A little behind, now in Montana…

10)22(05 its 1121pm

I-90 relentlessly pulls West, mile after mile of flatlands, billboard after billboard, big sky overhead, the clouds pushed by North wind down with taste of ice finally in the air.

We spent five days days in Minnesota, kind of by accident, but a good accident, the accident that Minnesota is gorgeous, the weather was gorgeous, and the sights were amazing.

We found that the camping of Minnesota was some of the best so far. Our first state park found us rolling along dirt roads underneath the sparkling golden fall trees. The colors all around the Mississippi River Bluffs State Park were blasting into the sky and the warm weather pushed a gentle breeze around it all. The park sits on a perch above the Mississippi river where it twists between Wisconsin and Minnesota and the views down to the river are fantastic as you walk gentle paths through the gentle aspen and ash forest. We stayed there two nights and had enough time to settle into putting our scrapbook in order, making mobiles out of aspen bark and apples, and taking long walks among the falling leaves. Our neighbors were kind and interesting, and interested, and it was a great couple of nights.

We crossed the whole state in a day and made our way to the Southwest corner of Minnesota. And then…

South Dakota, oh, South Dakota, what do I make of you, so desperate for attention and granted, deserving it, and yet longing with its kitsch and hardiness to be taken seriously. Taken seriously thank you and pass on through and have a cup of 5 cent coffee but don’t drink it or you may be seriously regretting it. The speed limit is 75, the towns are not closer than 30 miles apart, and the ‘towns’ themselves, well, a Flinstones backdrop of motels and diners and tourist traps. You find yourself reading billboards for entertainment, even though they say the same thing again and again, attractions 400 miles away begin to advertise from the Minnesota border and pound at you, every 5 miles or so: Wall Drug, Reptile Museum, Mt. Rushmore, 1880’s Town over and over again until you get there and you find yourself thinking “wow, I’ve got to go see that”. And then you do, and you know, its a heck of a lot more entertaining than the freeway rolling by at 73 miles per hour. 73 because it turns out the truck and its little four cylinders and a back packed full of firewood and blankets and all the other stuff we need just can’t quite zip along in the face of steady South Dakota wind. Amazing that the pedal can be to the metal and big rigs hauling 15 new cars zoom by you. And you go up a hill for a while. And down. Yippee.

It is really actually beautiful though, the vastness of the place, the endless places that you’ll never set foot on and no one else will either for a long time, and if they do they’ll probably wonder what they’re doing out there, in the middle of nowhere, which is pretty much everywhere in the plains outside the farms wrapped in bony trees. The clouds give you lessons on perspective and light, and you get plenty of time in for non thought.

And so it is that we’re finally close to the border of South Dakota, even though its only our second night here mind you, and ready to head West further still.

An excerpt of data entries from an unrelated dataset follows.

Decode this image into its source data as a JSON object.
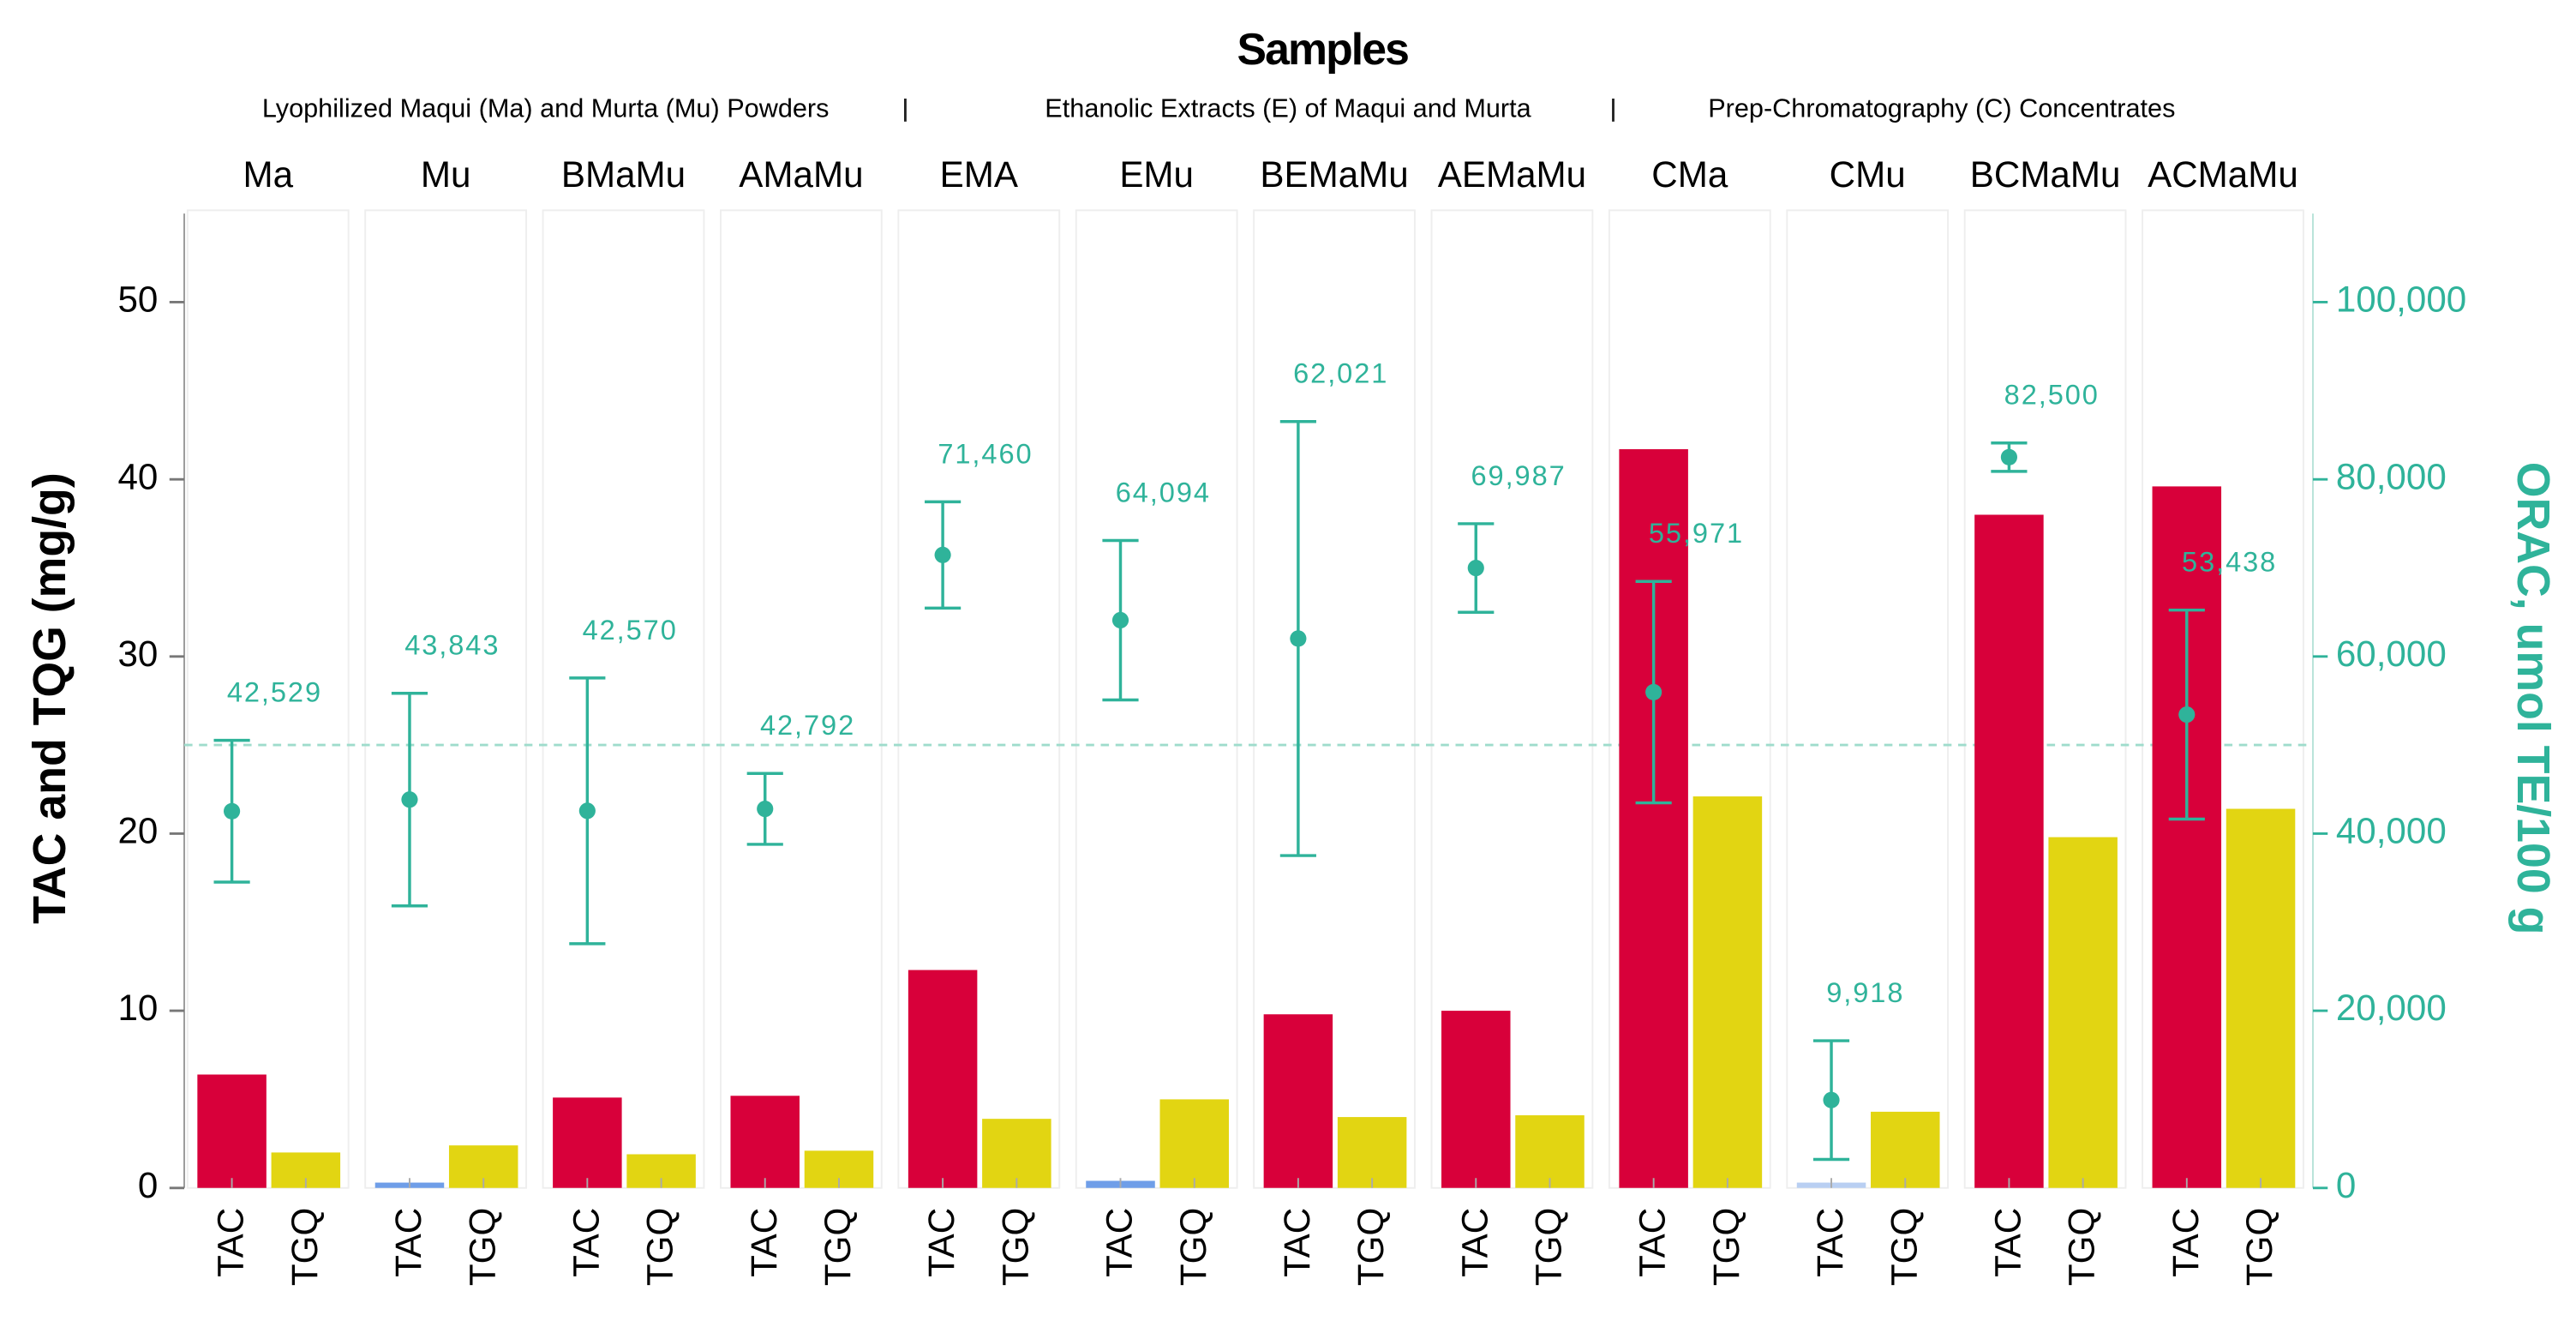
{
  "chart_data": {
    "type": "bar",
    "title": "Samples",
    "groups": [
      "Lyophilized Maqui (Ma) and Murta (Mu) Powders",
      "Ethanolic Extracts (E) of Maqui and Murta",
      "Prep-Chromatography (C) Concentrates"
    ],
    "categories": [
      "Ma",
      "Mu",
      "BMaMu",
      "AMaMu",
      "EMA",
      "EMu",
      "BEMaMu",
      "AEMaMu",
      "CMa",
      "CMu",
      "BCMaMu",
      "ACMaMu"
    ],
    "ylabel": "TAC and TQG (mg/g)",
    "y2label": "ORAC, umol TE/100 g",
    "ylim": [
      0,
      55
    ],
    "yticks": [
      0,
      10,
      20,
      30,
      40,
      50
    ],
    "y2lim": [
      0,
      110000
    ],
    "y2ticks": [
      0,
      {
        "value": 20000,
        "label": "20,000"
      },
      {
        "value": 40000,
        "label": "40,000"
      },
      {
        "value": 60000,
        "label": "60,000"
      },
      {
        "value": 80000,
        "label": "80,000"
      },
      {
        "value": 100000,
        "label": "100,000"
      }
    ],
    "reference_y2": 50000,
    "series": [
      {
        "name": "TAC",
        "color": "#d8003a",
        "colors": [
          "#d8003a",
          "#6f9ee8",
          "#d8003a",
          "#d8003a",
          "#d8003a",
          "#6f9ee8",
          "#d8003a",
          "#d8003a",
          "#d8003a",
          "#b9cff2",
          "#d8003a",
          "#d8003a"
        ],
        "values": [
          6.4,
          0.3,
          5.1,
          5.2,
          12.3,
          0.4,
          9.8,
          10.0,
          41.7,
          0.3,
          38.0,
          39.6
        ]
      },
      {
        "name": "TGQ",
        "color": "#e2d512",
        "values": [
          2.0,
          2.4,
          1.9,
          2.1,
          3.9,
          5.0,
          4.0,
          4.1,
          22.1,
          4.3,
          19.8,
          21.4
        ]
      },
      {
        "name": "ORAC",
        "color": "#2fb39a",
        "axis": "y2",
        "values": [
          42529,
          43843,
          42570,
          42792,
          71460,
          64094,
          62021,
          69987,
          55971,
          9918,
          82500,
          53438
        ],
        "value_labels": [
          "42,529",
          "43,843",
          "42,570",
          "42,792",
          "71,460",
          "64,094",
          "62,021",
          "69,987",
          "55,971",
          "9,918",
          "82,500",
          "53,438"
        ],
        "errors": [
          8000,
          12000,
          15000,
          4000,
          6000,
          9000,
          24500,
          5000,
          12500,
          6700,
          1600,
          11800
        ]
      }
    ]
  }
}
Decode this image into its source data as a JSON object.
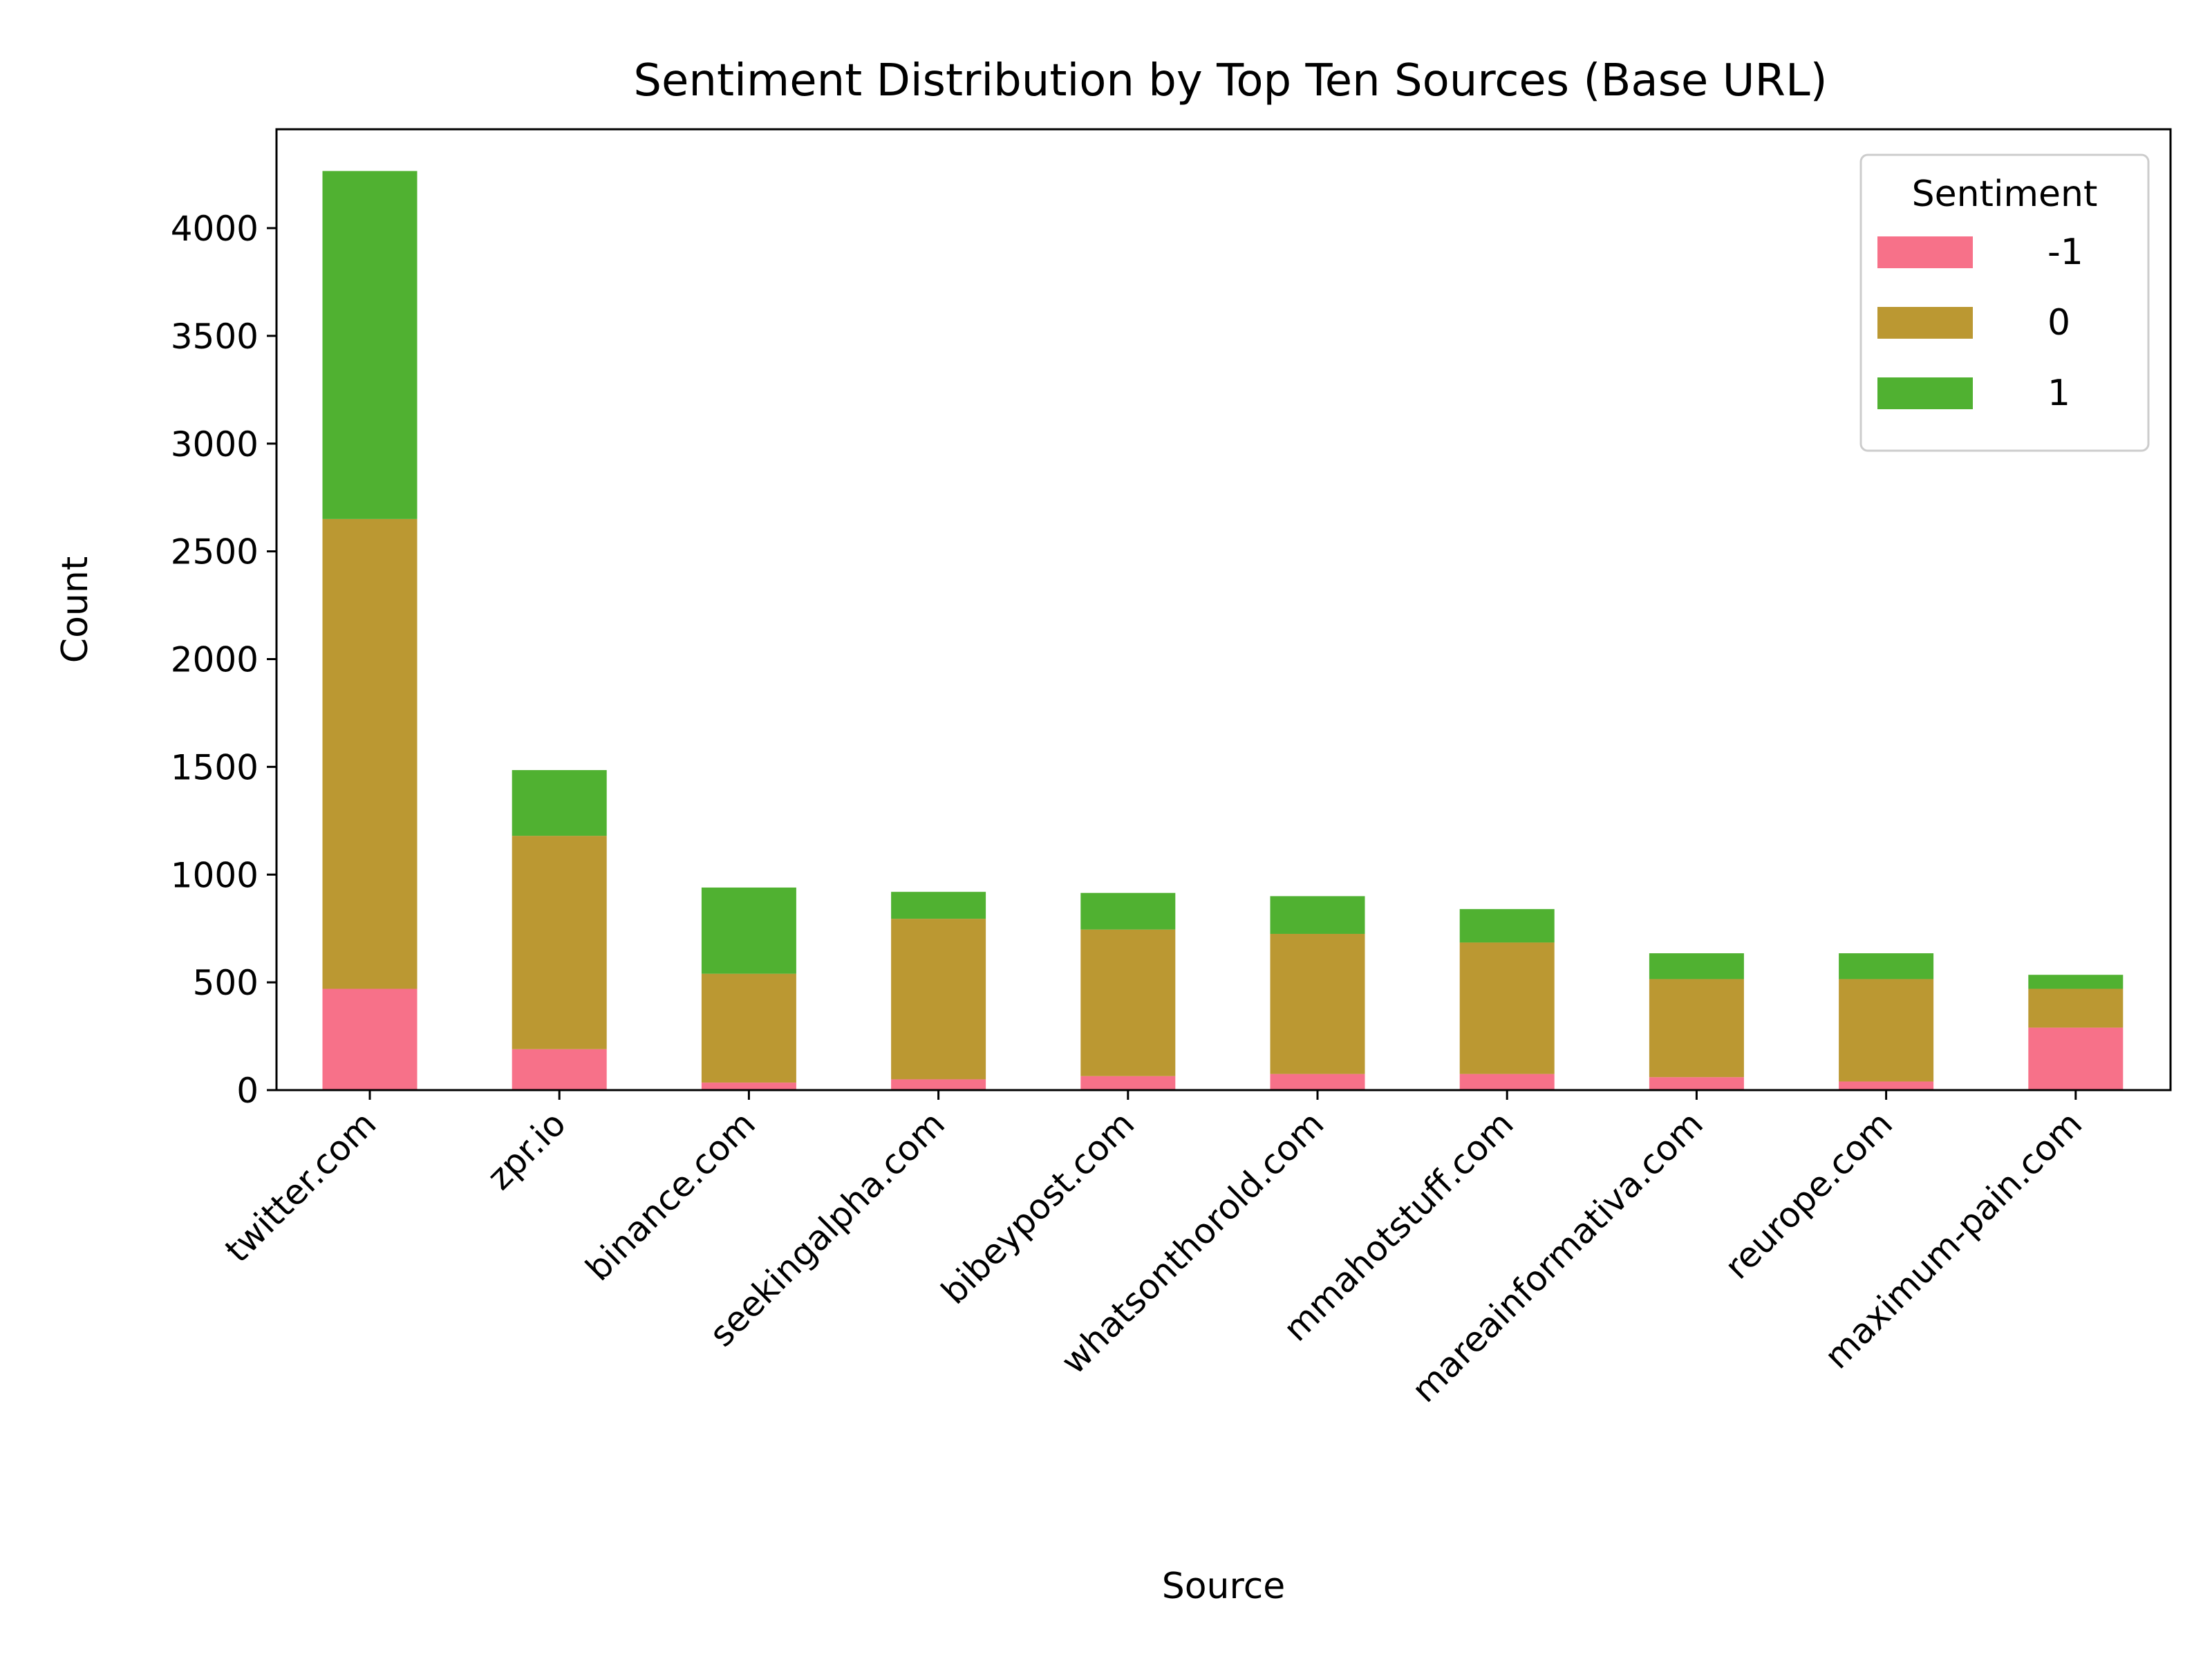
{
  "chart_data": {
    "type": "bar",
    "stacked": true,
    "title": "Sentiment Distribution by Top Ten Sources (Base URL)",
    "xlabel": "Source",
    "ylabel": "Count",
    "ylim": [
      0,
      4500
    ],
    "yticks": [
      0,
      500,
      1000,
      1500,
      2000,
      2500,
      3000,
      3500,
      4000
    ],
    "categories": [
      "twitter.com",
      "zpr.io",
      "binance.com",
      "seekingalpha.com",
      "bibeypost.com",
      "whatsonthorold.com",
      "mmahotstuff.com",
      "mareainformativa.com",
      "reurope.com",
      "maximum-pain.com"
    ],
    "series": [
      {
        "name": "-1",
        "color": "#f77189",
        "values": [
          470,
          190,
          35,
          50,
          65,
          75,
          75,
          60,
          40,
          290
        ]
      },
      {
        "name": "0",
        "color": "#bb9832",
        "values": [
          2180,
          990,
          505,
          745,
          680,
          650,
          610,
          455,
          475,
          180
        ]
      },
      {
        "name": "1",
        "color": "#50b131",
        "values": [
          1615,
          305,
          400,
          125,
          170,
          175,
          155,
          120,
          120,
          65
        ]
      }
    ],
    "legend": {
      "title": "Sentiment",
      "position": "top-right"
    },
    "grid": false
  }
}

Last night we crashed in the ultra budget but clean and weird Sioux Motel, where across the street we had a few Rolling Rocks in the Rusty Spur Saloon while the locals filtered in in cowboy hats and filled the place up chatting over greasy cheeseburgers.

Today we drove into the wonderfully desolate and eerie Badlands National Forest, now completely vacant in the late October post tourist season. We stopped into the Circle Ten cafe where we were easily the only customers of the day and enjoyed home cooked biscuits and freshly grated hash browns. We drove and drove twisting through the landscape that feels like the dusty corner of the earth with hills and spires of dirt and clay like pre giant gothic cathedrals washed under a couple of ice ages. The wind blew constant 25 miles per hour and the air tasted icy, piles of buffalo dung littered the straggly sagebrush gardens and it felt like if anyone had been to the place we hiked out to today it was a cowboy taking sleeping on his hat after a long cattle drive.